Rauschenberg's rebellion redefined art in the mid-1950s. He took ordinary objects
found on the street and incorporated them into works of art he called combines.
The seemingly unrelated items were combined in a mix of sculpture and painting.
His actions outraged other artists of the day, who expressed intense
inner emotions by painting in an abstract manner. Jackson Pollock's drip
paintings are an example of this style.
Instead of painting abstractions, Rauschenberg took images people could recognize
and abstracted them into art.
Almost 60 years later, a series of strokes has left his right hand curled
at his side. He had a hip replacement in 2001. He had surgery for an
intestinal blockage in 2006.
Now, he rebels against his physical limitations even as his artistic possibilities
are still unlimited.
But the revolution, like the artistic one, takes place quietly and behind the
scenes.
He signed his new works, which have never been seen by the public, in
a spidery scrawl, "Rauschenberg 2K +y left hand has to do all the work," Rauschenberg said.

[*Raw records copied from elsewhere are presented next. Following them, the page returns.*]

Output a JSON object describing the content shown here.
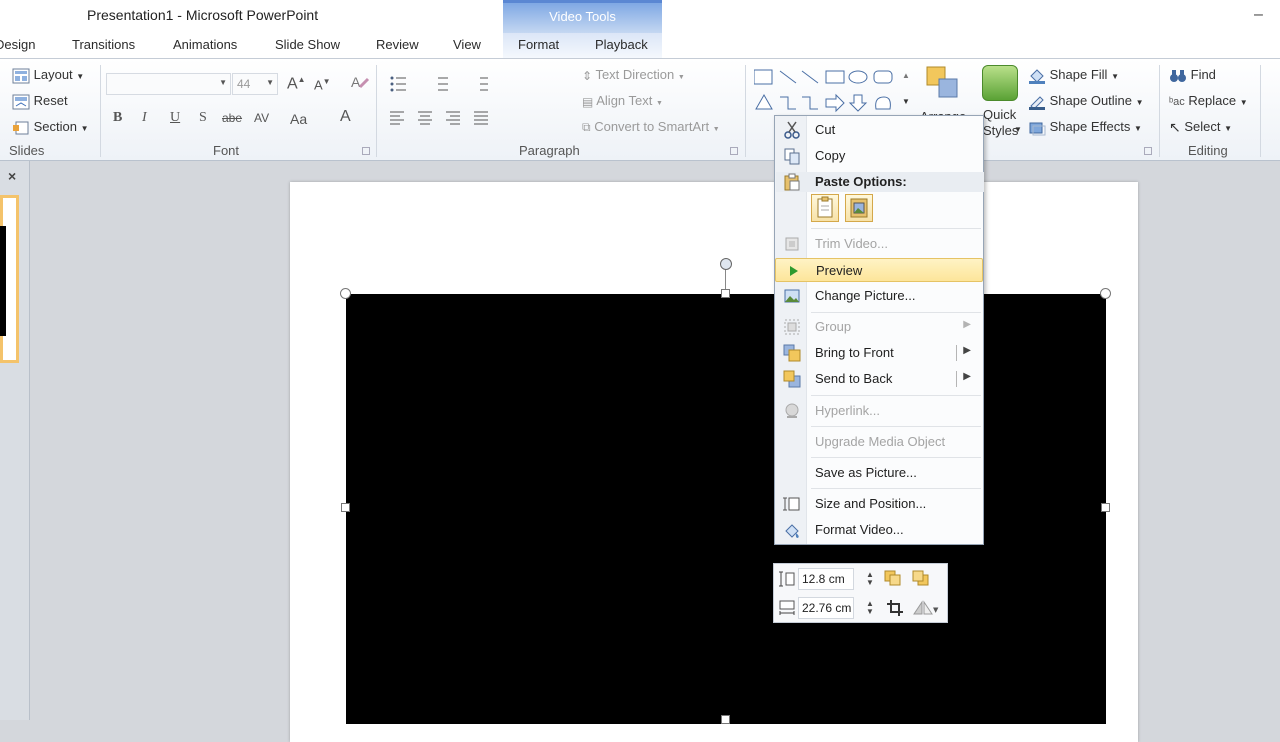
{
  "window": {
    "title": "Presentation1  -  Microsoft PowerPoint",
    "context_tab_group": "Video Tools",
    "minimize_glyph": "–"
  },
  "tabs": [
    {
      "label": "Design"
    },
    {
      "label": "Transitions"
    },
    {
      "label": "Animations"
    },
    {
      "label": "Slide Show"
    },
    {
      "label": "Review"
    },
    {
      "label": "View"
    },
    {
      "label": "Format"
    },
    {
      "label": "Playback"
    }
  ],
  "ribbon": {
    "slides": {
      "label": "Slides",
      "layout": "Layout",
      "reset": "Reset",
      "section": "Section"
    },
    "font": {
      "label": "Font",
      "font_name": "",
      "font_size": "44",
      "bold": "B",
      "italic": "I",
      "underline": "U",
      "strikethrough": "S",
      "abc": "abe",
      "spacing": "AV",
      "case": "Aa",
      "color": "A"
    },
    "paragraph": {
      "label": "Paragraph",
      "text_direction": "Text Direction",
      "align_text": "Align Text",
      "convert_smartart": "Convert to SmartArt"
    },
    "drawing": {
      "arrange": "Arrange",
      "quick_styles_line1": "Quick",
      "quick_styles_line2": "Styles",
      "shape_fill": "Shape Fill",
      "shape_outline": "Shape Outline",
      "shape_effects": "Shape Effects"
    },
    "editing": {
      "label": "Editing",
      "find": "Find",
      "replace": "Replace",
      "select": "Select"
    }
  },
  "context_menu": {
    "cut": "Cut",
    "copy": "Copy",
    "paste_options": "Paste Options:",
    "trim_video": "Trim Video...",
    "preview": "Preview",
    "change_picture": "Change Picture...",
    "group": "Group",
    "bring_to_front": "Bring to Front",
    "send_to_back": "Send to Back",
    "hyperlink": "Hyperlink...",
    "upgrade_media": "Upgrade Media Object",
    "save_as_picture": "Save as Picture...",
    "size_position": "Size and Position...",
    "format_video": "Format Video..."
  },
  "size_toolbar": {
    "height": "12.8 cm",
    "width": "22.76 cm"
  },
  "left_panel": {
    "close_glyph": "×"
  },
  "colors": {
    "accent_blue": "#5a87d3",
    "highlight": "#fde59a",
    "video_fill": "#000000"
  }
}
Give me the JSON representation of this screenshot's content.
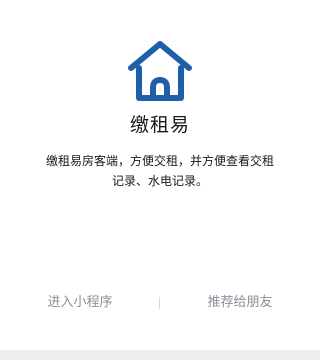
{
  "app": {
    "name": "缴租易",
    "description": "缴租易房客端，方便交租，并方便查看交租记录、水电记录。",
    "logo_icon": "house-icon",
    "brand_color": "#1d5fa8"
  },
  "actions": {
    "enter_label": "进入小程序",
    "share_label": "推荐给朋友",
    "separator": "|"
  }
}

"Writing used to be easier for my right hand than eating is for my left," he
joked."Scenarios" is a series of images of ordinary life from across America. Again,
each piece seems to be a collection of disparate images.
One, titled "Orange Oath," shows the concrete base of a light pole with a half-empty
cup of beer poised in the upper left corner. A double aerial shot of a breakfast
patio cafe is in the upper right center. A photo of a woman squeezing oranges
at a produce stand is next to that.
In the center is a wall of graffiti that depicts a painting of two hands.
Undulating words are written on the hands, such as "meltdown," "imagine," "dream," along
with nonwords, such as "supprimer."
The amount of white space on the polylaminate surface seems to be equally balanced
with the space taken up by images.
What does it all mean?
Rauschenberg smiled and gave a non-answer. "What you said in your question
is exactly what they are," he said.
Rauschenberg acts to create the art, but the artwork isn't completed until
the viewer sees and reacts to it.
The images in "Scenarios" are original photographs that are scanned
into a computer, then printed in a soluble medium made with vegetable
dye and transferred to the surface of the artwork. The image is transferred
using hand pressure and water.
Rauschenberg developed the method, but he can no longer use a camera.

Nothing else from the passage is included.